Bisnis.com, JAKARTA — Investor yang lebih selektif membuat minat akan reksa dana berbasis obligasi korporasi menurun. Hal ini menyebabkan penyerapan produk reksa dana khususnya reksa dana terproteksi tidak maksimal.
Direktur Utama Danareksa Investment Management Marsangap P Tamba mengatidakan dari sisi suplai, pilihan aset obligasi masih cukup tersedia meski tidak sebanyak tahun-tahun sebelumnya.

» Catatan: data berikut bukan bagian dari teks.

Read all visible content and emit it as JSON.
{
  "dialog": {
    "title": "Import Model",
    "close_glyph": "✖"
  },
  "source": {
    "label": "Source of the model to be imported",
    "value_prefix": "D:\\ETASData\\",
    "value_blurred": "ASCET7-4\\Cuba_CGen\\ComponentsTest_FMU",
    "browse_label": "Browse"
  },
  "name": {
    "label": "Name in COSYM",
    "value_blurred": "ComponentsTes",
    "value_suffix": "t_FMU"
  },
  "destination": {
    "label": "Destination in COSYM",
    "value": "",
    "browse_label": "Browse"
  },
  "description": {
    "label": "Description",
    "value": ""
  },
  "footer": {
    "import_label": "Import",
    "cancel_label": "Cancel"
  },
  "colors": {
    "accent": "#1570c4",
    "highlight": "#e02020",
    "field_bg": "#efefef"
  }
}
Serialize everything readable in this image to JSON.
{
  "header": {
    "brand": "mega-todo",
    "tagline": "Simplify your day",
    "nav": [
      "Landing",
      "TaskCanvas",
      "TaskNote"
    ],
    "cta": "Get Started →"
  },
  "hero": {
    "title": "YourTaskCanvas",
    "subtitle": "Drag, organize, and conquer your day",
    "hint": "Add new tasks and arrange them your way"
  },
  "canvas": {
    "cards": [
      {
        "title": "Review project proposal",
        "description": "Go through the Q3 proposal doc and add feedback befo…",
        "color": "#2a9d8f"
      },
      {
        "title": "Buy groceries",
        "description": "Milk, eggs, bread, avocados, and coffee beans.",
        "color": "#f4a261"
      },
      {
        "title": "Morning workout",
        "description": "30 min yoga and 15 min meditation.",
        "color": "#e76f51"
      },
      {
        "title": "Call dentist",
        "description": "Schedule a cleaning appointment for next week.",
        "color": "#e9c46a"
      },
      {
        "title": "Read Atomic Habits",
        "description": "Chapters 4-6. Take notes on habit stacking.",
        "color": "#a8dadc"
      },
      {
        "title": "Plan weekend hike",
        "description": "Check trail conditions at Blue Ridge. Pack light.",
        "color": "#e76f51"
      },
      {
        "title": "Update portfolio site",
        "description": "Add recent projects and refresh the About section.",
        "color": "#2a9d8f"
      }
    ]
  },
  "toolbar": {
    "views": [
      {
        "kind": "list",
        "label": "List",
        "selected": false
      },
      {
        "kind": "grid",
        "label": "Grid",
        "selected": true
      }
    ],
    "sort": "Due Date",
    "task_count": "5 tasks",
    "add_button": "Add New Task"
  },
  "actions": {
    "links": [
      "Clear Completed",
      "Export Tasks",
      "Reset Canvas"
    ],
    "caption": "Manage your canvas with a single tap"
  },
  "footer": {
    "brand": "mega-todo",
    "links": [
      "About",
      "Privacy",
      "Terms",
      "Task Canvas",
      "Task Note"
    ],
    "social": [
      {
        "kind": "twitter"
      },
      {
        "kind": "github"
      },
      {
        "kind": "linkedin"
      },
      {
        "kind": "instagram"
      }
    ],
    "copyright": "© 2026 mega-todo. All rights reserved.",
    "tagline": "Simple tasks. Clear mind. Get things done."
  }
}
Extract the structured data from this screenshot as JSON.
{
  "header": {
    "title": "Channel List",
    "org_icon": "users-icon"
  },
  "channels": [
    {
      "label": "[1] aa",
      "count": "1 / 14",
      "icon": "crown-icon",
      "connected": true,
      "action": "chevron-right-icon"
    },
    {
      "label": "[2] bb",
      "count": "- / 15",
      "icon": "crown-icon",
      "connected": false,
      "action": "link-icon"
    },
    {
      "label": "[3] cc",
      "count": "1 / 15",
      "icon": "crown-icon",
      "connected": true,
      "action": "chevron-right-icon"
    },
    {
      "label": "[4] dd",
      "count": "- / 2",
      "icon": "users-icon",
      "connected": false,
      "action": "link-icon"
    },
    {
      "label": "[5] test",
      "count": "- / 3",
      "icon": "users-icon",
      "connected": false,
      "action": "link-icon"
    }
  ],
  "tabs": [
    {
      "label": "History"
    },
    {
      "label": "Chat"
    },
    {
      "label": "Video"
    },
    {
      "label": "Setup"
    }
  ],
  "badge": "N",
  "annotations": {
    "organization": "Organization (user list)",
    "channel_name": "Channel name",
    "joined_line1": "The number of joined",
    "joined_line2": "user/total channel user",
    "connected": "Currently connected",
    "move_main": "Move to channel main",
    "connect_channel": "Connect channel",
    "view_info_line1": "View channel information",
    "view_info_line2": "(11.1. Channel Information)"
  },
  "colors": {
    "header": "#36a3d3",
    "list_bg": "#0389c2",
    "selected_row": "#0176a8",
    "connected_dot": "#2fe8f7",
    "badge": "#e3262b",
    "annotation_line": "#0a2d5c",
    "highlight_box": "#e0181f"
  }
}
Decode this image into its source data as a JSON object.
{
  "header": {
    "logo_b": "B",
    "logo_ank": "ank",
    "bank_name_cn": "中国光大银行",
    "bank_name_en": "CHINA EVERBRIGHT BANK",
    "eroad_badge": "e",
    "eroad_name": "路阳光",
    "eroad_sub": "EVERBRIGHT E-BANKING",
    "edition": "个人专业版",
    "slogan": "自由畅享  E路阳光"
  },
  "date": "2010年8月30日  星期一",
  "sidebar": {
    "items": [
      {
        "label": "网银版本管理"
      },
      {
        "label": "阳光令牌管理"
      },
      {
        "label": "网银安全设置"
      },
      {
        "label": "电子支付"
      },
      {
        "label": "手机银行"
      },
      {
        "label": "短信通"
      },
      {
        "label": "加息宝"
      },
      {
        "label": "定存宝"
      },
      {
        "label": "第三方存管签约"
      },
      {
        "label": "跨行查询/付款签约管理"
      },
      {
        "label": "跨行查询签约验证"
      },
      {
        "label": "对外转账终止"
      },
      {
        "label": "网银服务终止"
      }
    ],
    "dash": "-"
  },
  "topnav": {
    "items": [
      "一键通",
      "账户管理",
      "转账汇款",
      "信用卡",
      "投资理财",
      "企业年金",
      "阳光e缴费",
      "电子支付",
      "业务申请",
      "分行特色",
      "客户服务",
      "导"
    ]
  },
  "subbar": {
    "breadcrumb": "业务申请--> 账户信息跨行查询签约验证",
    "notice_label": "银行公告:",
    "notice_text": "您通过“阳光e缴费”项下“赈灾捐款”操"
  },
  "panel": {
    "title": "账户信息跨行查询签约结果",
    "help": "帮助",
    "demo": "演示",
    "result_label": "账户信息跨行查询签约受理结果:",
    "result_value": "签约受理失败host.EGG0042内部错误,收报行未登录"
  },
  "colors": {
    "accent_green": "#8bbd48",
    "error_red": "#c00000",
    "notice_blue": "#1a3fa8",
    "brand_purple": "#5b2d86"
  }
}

Dia menilai saat ini masih banyak korporasi yang membutuhkan pembiayaan sehingga menerbitkan surat utang.
“Di masa sekarang yang refinancing pasti banyak. Jadi menerbitkan obligasi mungkin tidak untuk alasan ekspansi, tapi karena butuh pendanaan,” ujarnya ketika dihubungi Bisnis, Rabu (10/6/2020).
Alih-alih naik, Marsangap menilai penyerapan dari sisi investor malah menurun drastis. Menurutnya, kebanyakan penjualan reksa dana terproteksi (RDT) dilakukan via bank dan saat ini nasabah bank tengah sangat selektif memilih aset dasar produk.
Penurunan minat ini, kata Marsangap, membuat manajer investasi harus mengatur ulang pembelian obligasinya. Bahkan, beberapa obligasi yang kadung dibeli mau tidak mau dilepas kembali ke pasar karena tidak terserap.
“Kalau dari DIM sendiri sempat ada RDT yang akhirnya tetap kita luncurkan tapi kita bikin dalam dua fase karena demand-nya turun sekali,” katanya.
Baca Juga
Hal ini juga diperparah dengan musim pemberian rating yang bertepatan dengan masa pandemi, yang mana sejumlah emiten dan obligasinya mendapat penurunan rating dan/atau outlook.
Marsangap menyebut saat ini para nasabah RDT khususnya dari segmen ritel mulai menyadari bahwa instrumen satu ini tidak semata-mata dipertimbangkan dari indikasi imbal hasilnya saja melainkan dari risiko aset dasarnya.
“Investor ritel mulai menarik diri. Bahkan sekarang obligasi yang single A atau single A- itu dianggap masih berpotensi turun jadi BBB. Begitu sepertinya,” tuturnya.